Ora sono ben note le atrocità e i crimini contro l'umanità compiuti quotidianamente dall'esercito israeliano in Palestina.

Non ultima la strage di Beit Hanun, 18 palestinesi sono morti, 7 bambini e 4 donne, oltre 40 persone sono rimaste ferite. Tutti civili.

 

Livorno_Maccabi_3Lo scopo di questo mio appello è quello di chiedervi di riserbare una simbolica accoglienza ai supporters israeliani, (ovviamente non violenta) in pratica di esporre quante più bandiere palestinesi è possibile, per mostrare loro che c'è una società civile in Italia come in Europa, che non soprassiede sui crimini computi ogni giorno dal loro governo e dal loro esercito.

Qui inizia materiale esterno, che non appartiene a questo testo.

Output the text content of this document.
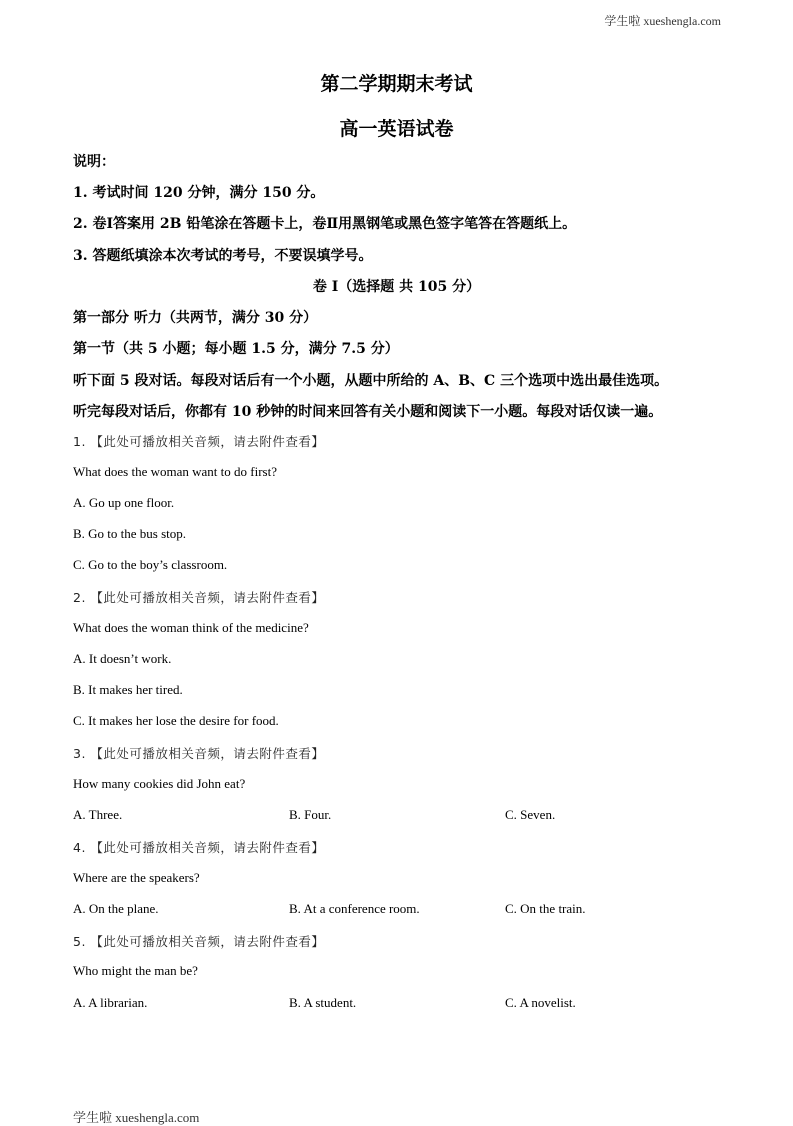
学生啦 xueshengla.com
第二学期期末考试
高一英语试卷
说明：
1. 考试时间 120 分钟，满分 150 分。
2. 卷Ⅰ答案用 2B 铅笔涂在答题卡上，卷Ⅱ用黑钢笔或黑色签字笔答在答题纸上。
3. 答题纸填涂本次考试的考号，不要误填学号。
卷 I（选择题 共 105 分）
第一部分 听力（共两节，满分 30 分）
第一节（共 5 小题；每小题 1.5 分，满分 7.5 分）
听下面 5 段对话。每段对话后有一个小题，从题中所给的 A、B、C 三个选项中选出最佳选项。
听完每段对话后，你都有 10 秒钟的时间来回答有关小题和阅读下一小题。每段对话仅读一遍。
1. 【此处可播放相关音频，请去附件查看】
What does the woman want to do first?
A. Go up one floor.
B. Go to the bus stop.
C. Go to the boy’s classroom.
2. 【此处可播放相关音频，请去附件查看】
What does the woman think of the medicine?
A. It doesn’t work.
B. It makes her tired.
C. It makes her lose the desire for food.
3. 【此处可播放相关音频，请去附件查看】
How many cookies did John eat?
A. Three.	B. Four.	C. Seven.
4. 【此处可播放相关音频，请去附件查看】
Where are the speakers?
A. On the plane.	B. At a conference room.	C. On the train.
5. 【此处可播放相关音频，请去附件查看】
Who might the man be?
A. A librarian.	B. A student.	C. A novelist.
学生啦 xueshengla.com
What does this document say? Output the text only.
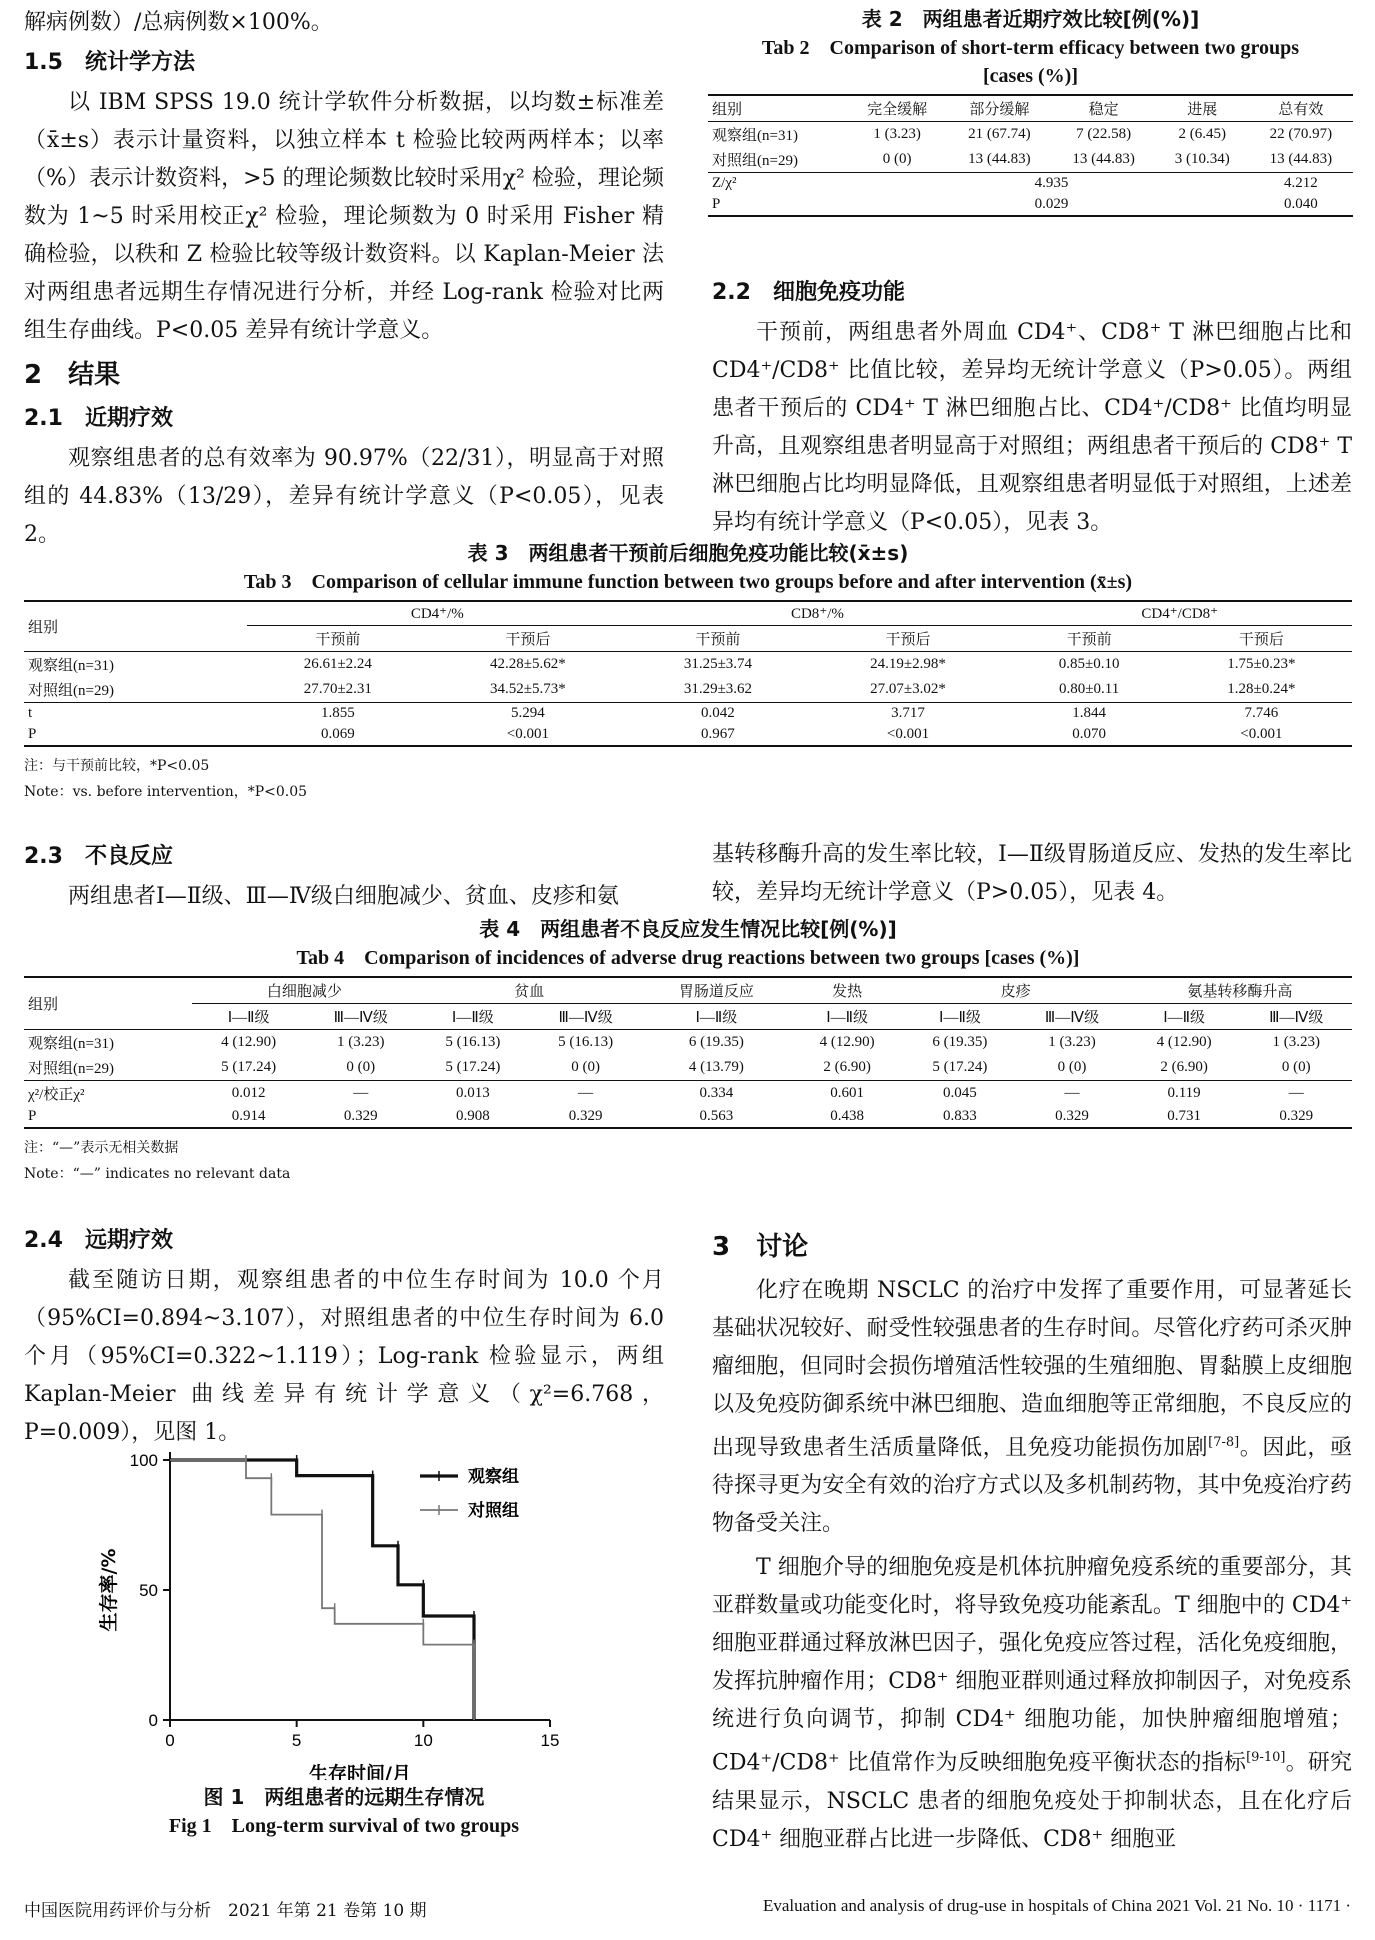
解病例数）/总病例数×100%。

1.5　统计学方法

以 IBM SPSS 19.0 统计学软件分析数据，以均数±标准差（x̄±s）表示计量资料，以独立样本 t 检验比较两两样本；以率（%）表示计数资料，>5 的理论频数比较时采用χ² 检验，理论频数为 1~5 时采用校正χ² 检验，理论频数为 0 时采用 Fisher 精确检验，以秩和 Z 检验比较等级计数资料。以 Kaplan-Meier 法对两组患者远期生存情况进行分析，并经 Log-rank 检验对比两组生存曲线。P<0.05 差异有统计学意义。

2　结果
2.1　近期疗效

观察组患者的总有效率为 90.97%（22/31），明显高于对照组的 44.83%（13/29），差异有统计学意义（P<0.05），见表 2。

表 2　两组患者近期疗效比较[例(%)]
Tab 2　Comparison of short-term efficacy between two groups [cases (%)]
组别	完全缓解	部分缓解	稳定	进展	总有效
观察组(n=31)	1 (3.23)	21 (67.74)	7 (22.58)	2 (6.45)	22 (70.97)
对照组(n=29)	0 (0)	13 (44.83)	13 (44.83)	3 (10.34)	13 (44.83)
Z/χ²		4.935			4.212
P		0.029			0.040
2.2　细胞免疫功能

干预前，两组患者外周血 CD4⁺、CD8⁺ T 淋巴细胞占比和 CD4⁺/CD8⁺ 比值比较，差异均无统计学意义（P>0.05）。两组患者干预后的 CD4⁺ T 淋巴细胞占比、CD4⁺/CD8⁺ 比值均明显升高，且观察组患者明显高于对照组；两组患者干预后的 CD8⁺ T 淋巴细胞占比均明显降低，且观察组患者明显低于对照组，上述差异均有统计学意义（P<0.05），见表 3。

表 3　两组患者干预前后细胞免疫功能比较(x̄±s)
Tab 3　Comparison of cellular immune function between two groups before and after intervention (x̄±s)
组别	CD4⁺/%		CD8⁺/%		CD4⁺/CD8⁺	
	干预前	干预后	干预前	干预后	干预前	干预后
观察组(n=31)	26.61±2.24	42.28±5.62*	31.25±3.74	24.19±2.98*	0.85±0.10	1.75±0.23*
对照组(n=29)	27.70±2.31	34.52±5.73*	31.29±3.62	27.07±3.02*	0.80±0.11	1.28±0.24*
t	1.855	5.294	0.042	3.717	1.844	7.746
P	0.069	<0.001	0.967	<0.001	0.070	<0.001
注：与干预前比较，*P<0.05
Note：vs. before intervention，*P<0.05
2.3　不良反应

两组患者Ⅰ—Ⅱ级、Ⅲ—Ⅳ级白细胞减少、贫血、皮疹和氨

基转移酶升高的发生率比较，Ⅰ—Ⅱ级胃肠道反应、发热的发生率比较，差异均无统计学意义（P>0.05），见表 4。

表 4　两组患者不良反应发生情况比较[例(%)]
Tab 4　Comparison of incidences of adverse drug reactions between two groups [cases (%)]
组别	白细胞减少		贫血		胃肠道反应	发热	皮疹		氨基转移酶升高	
	Ⅰ—Ⅱ级	Ⅲ—Ⅳ级	Ⅰ—Ⅱ级	Ⅲ—Ⅳ级	Ⅰ—Ⅱ级	Ⅰ—Ⅱ级	Ⅰ—Ⅱ级	Ⅲ—Ⅳ级	Ⅰ—Ⅱ级	Ⅲ—Ⅳ级
观察组(n=31)	4 (12.90)	1 (3.23)	5 (16.13)	5 (16.13)	6 (19.35)	4 (12.90)	6 (19.35)	1 (3.23)	4 (12.90)	1 (3.23)
对照组(n=29)	5 (17.24)	0 (0)	5 (17.24)	0 (0)	4 (13.79)	2 (6.90)	5 (17.24)	0 (0)	2 (6.90)	0 (0)
χ²/校正χ²	0.012	—	0.013	—	0.334	0.601	0.045	—	0.119	—
P	0.914	0.329	0.908	0.329	0.563	0.438	0.833	0.329	0.731	0.329
注：“—”表示无相关数据
Note：“—” indicates no relevant data
2.4　远期疗效

截至随访日期，观察组患者的中位生存时间为 10.0 个月（95%CI=0.894~3.107），对照组患者的中位生存时间为 6.0 个月（95%CI=0.322~1.119）；Log-rank 检验显示，两组 Kaplan-Meier 曲线差异有统计学意义（χ²=6.768，P=0.009），见图 1。

0	5	10	15
0
50
100
生存时间/月
生存率/%
观察组
对照组
图 1　两组患者的远期生存情况
Fig 1　Long-term survival of two groups
3　讨论

化疗在晚期 NSCLC 的治疗中发挥了重要作用，可显著延长基础状况较好、耐受性较强患者的生存时间。尽管化疗药可杀灭肿瘤细胞，但同时会损伤增殖活性较强的生殖细胞、胃黏膜上皮细胞以及免疫防御系统中淋巴细胞、造血细胞等正常细胞，不良反应的出现导致患者生活质量降低，且免疫功能损伤加剧[7-8]。因此，亟待探寻更为安全有效的治疗方式以及多机制药物，其中免疫治疗药物备受关注。

T 细胞介导的细胞免疫是机体抗肿瘤免疫系统的重要部分，其亚群数量或功能变化时，将导致免疫功能紊乱。T 细胞中的 CD4⁺ 细胞亚群通过释放淋巴因子，强化免疫应答过程，活化免疫细胞，发挥抗肿瘤作用；CD8⁺ 细胞亚群则通过释放抑制因子，对免疫系统进行负向调节，抑制 CD4⁺ 细胞功能，加快肿瘤细胞增殖；CD4⁺/CD8⁺ 比值常作为反映细胞免疫平衡状态的指标[9-10]。研究结果显示，NSCLC 患者的细胞免疫处于抑制状态，且在化疗后 CD4⁺ 细胞亚群占比进一步降低、CD8⁺ 细胞亚

中国医院用药评价与分析　2021 年第 21 卷第 10 期	Evaluation and analysis of drug-use in hospitals of China 2021 Vol. 21 No. 10 · 1171 ·
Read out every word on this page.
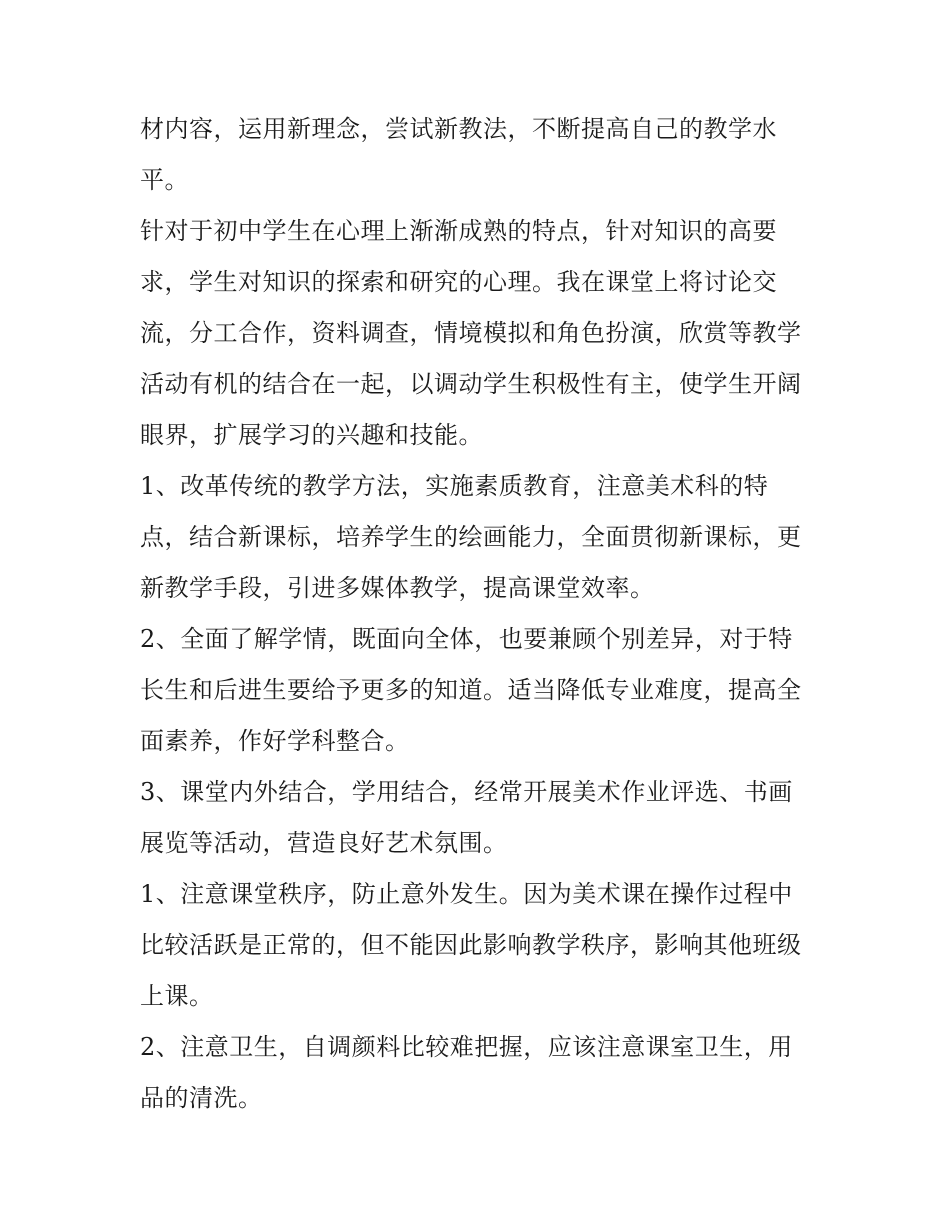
材内容，运用新理念，尝试新教法，不断提高自己的教学水
平。
针对于初中学生在心理上渐渐成熟的特点，针对知识的高要
求，学生对知识的探索和研究的心理。我在课堂上将讨论交
流，分工合作，资料调查，情境模拟和角色扮演，欣赏等教学
活动有机的结合在一起，以调动学生积极性有主，使学生开阔
眼界，扩展学习的兴趣和技能。
1、改革传统的教学方法，实施素质教育，注意美术科的特
点，结合新课标，培养学生的绘画能力，全面贯彻新课标，更
新教学手段，引进多媒体教学，提高课堂效率。
2、全面了解学情，既面向全体，也要兼顾个别差异，对于特
长生和后进生要给予更多的知道。适当降低专业难度，提高全
面素养，作好学科整合。
3、课堂内外结合，学用结合，经常开展美术作业评选、书画
展览等活动，营造良好艺术氛围。
1、注意课堂秩序，防止意外发生。因为美术课在操作过程中
比较活跃是正常的，但不能因此影响教学秩序，影响其他班级
上课。
2、注意卫生，自调颜料比较难把握，应该注意课室卫生，用
品的清洗。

Qui non si tratta di politicizzare un evento sportivo, ma bensì proprio di elevare quegli ideali di pace e fratellanza che per lo sport sono principi.

 

E' bene ricordare che la semplice esposizione di un vessillo palestinese, in Israele è reato punito con la prigione.

Ed è riprovevole ricordare che anche qui nella nostra civilissima Italia, qualche anno fa quando il Milan incontrò una squadra di Tel Aviv, fu deciso per adottare lo stesso divieto, per far sì che simboli palestinesi non "turbassero" i tifosi avversari in trasferta si disse.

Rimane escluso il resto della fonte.